Single-phase flow. In this case, the <mixture> node is absent and the <dataFluid> node contains the following attributes or nodes:

• Attribute density: Initial density of the fluid, real number (unit: kg/m3 (SI)).

• Node <velocity>: With x, y and z attributes setting the initial values for the components of the velocity vector, real numbers (unit: m/s (SI)).

<material type="fluid" EOS="Polynomial_arbitrary.xml">
    <dataFluid density="0.2452">
        <velocity x="0." y="0." z="0."/>
    </dataFluid>
</material>

Non-linear Schrödinger

Defocusing non-linear Schrödinger equation. In this case, there isn’t any EOS, the <mixture> node is absent and the <dataFluid> node contains the following attributes or nodes:

• Attribute density: Initial density of the fluid, real number (unit: kg/m3 (SI)).

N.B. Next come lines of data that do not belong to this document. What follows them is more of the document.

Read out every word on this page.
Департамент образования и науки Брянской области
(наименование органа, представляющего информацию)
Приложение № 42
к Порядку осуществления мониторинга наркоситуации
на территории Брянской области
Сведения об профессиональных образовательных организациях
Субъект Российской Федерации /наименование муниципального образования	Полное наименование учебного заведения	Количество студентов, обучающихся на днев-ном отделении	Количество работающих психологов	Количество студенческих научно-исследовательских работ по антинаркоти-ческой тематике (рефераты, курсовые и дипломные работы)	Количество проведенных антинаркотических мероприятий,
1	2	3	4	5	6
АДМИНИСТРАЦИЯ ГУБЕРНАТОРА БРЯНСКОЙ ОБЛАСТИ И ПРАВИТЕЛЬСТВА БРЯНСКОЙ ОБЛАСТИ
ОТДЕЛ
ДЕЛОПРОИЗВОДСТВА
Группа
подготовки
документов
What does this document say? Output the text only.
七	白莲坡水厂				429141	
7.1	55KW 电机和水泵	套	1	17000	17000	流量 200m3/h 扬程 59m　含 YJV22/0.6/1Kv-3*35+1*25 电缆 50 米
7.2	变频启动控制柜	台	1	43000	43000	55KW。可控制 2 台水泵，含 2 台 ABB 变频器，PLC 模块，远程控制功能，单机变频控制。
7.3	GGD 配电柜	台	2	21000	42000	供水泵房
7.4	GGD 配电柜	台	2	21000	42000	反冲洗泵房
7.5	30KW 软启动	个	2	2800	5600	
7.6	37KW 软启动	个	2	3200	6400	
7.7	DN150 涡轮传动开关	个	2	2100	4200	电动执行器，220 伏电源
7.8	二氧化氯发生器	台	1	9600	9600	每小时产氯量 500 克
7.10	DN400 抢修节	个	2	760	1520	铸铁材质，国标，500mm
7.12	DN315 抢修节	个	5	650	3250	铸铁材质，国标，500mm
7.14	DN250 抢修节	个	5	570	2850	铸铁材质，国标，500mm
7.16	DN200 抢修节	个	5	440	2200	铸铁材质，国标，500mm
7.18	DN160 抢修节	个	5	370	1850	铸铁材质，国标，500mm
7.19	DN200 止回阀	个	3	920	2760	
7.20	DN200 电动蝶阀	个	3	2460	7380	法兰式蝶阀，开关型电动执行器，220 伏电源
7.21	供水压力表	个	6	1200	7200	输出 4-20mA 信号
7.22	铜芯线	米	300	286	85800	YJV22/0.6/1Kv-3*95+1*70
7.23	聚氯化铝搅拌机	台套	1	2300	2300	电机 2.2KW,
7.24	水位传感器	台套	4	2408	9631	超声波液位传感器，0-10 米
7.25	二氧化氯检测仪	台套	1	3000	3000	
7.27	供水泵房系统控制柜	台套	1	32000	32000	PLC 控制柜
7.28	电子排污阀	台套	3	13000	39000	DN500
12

• Node <velocity>: With x, y and z attributes setting the initial values for the components of the velocity vector, real numbers (unit: m/s (SI)).

<material type="none">
    <dataFluid density="2.0">
        <velocity x="0." y="0." z="0."/>
    </dataFluid>
</material>

Remark

For the multiphase models, be careful to set the volume fraction in the range ]0,.1.[ (unless you use the option alphaNull=true for pressure-velocity- and velocity-equilibrium models) as well as the its sum over all the phases equal to 1.